4. Tag Nuwara Eliya

Veröffentlicht von Verena am

4. Tag Sri Lanka

Nuwara Eliya
Zugfahrt Kandy - Nuwara Eliya

Nach dem Frühstück am 4. Tag sind wir vom Hotel wieder in einem frisch geputzten Auto – das Auto war pikobello sauber jeden Tag – in Richtung Bahnhof Kandy fahren. Von dort aus sollten wir eine der schönsten Zugfahrten der Welt erleben. Ich war – um ehrlich zu sein – ein wenig skeptisch.. Zugfahren – ja schön und gut… Aber was soll daran so toll sein? 

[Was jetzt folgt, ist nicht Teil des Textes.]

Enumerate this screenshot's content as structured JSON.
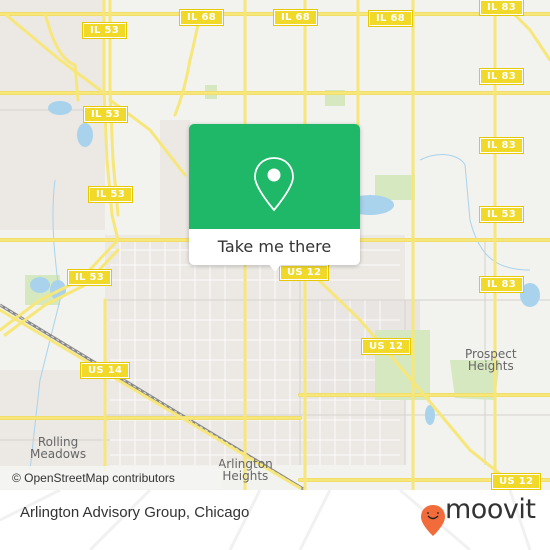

Aber ich wurde eines besseren belehrt. Unser Sitzplatz war in der dritten Klasse und so ging es erst mal los. Ganz gemächlich tukkert der blaue Zug los. Anfangs durch die ersten Ortschaften, aber so langsam merkt man dann die Veränderung der Landschaft. 

Es wird noch grüner und auch kälter.

Ich bin nach einiger Zeit an eine Tür des Zuges gegangen um Bilder zu machen. Der Schaffner im hinteren Teil hat mich immer auf die Wasserfälle aufmerksam gemacht, die da einfach in der Landschaft waren – einfach toll! Ich habe auch immer mal versucht, die Kamera Kamera sein zu lassen und mir die Landschaft eingeprägt und bin einfach dankbar sowas erleben zu dürfen. 

Die Luft hat sich verändert und man riecht diesen schönen frischen klaren Duft. Ich war einfach nur hin und weg! 

Und genau in diesem Moment wusste ich dann – warum es eine der schönsten Zugfahrten der Welt ist. 

Warum gibt es diese Bahnstrecke überhaupt – Na klar, der Tee sollte schnellstmöglich von A nach B kommen, um diesen dann nach Großbritannien verschiffen zu können. Noch heute fährt der Zug genau auf den Gleisen der historischen Zugstrecke. 

Nuwara Eliya

Am Bahnhof hat uns dann unser Busfahrer wieder abgeholt und wir sind nach Nuwara Eliya gefahren. Man merkt gleich, dass hier viele Briten Einfluss hatten. Viele Häuser sehen aus, wie in Großbritannien. Es gibt eine Pferderennstrecke. 

Wir sind dann noch zum Hill Club gefahren. Der Club wurde 1876 von britischen Kaffeebauern gegründet. Dort gibt es nur Zutritt für Mitglieder und keine Kinder bis fünf Jahre. Aber es war schon sehr sehenswert. 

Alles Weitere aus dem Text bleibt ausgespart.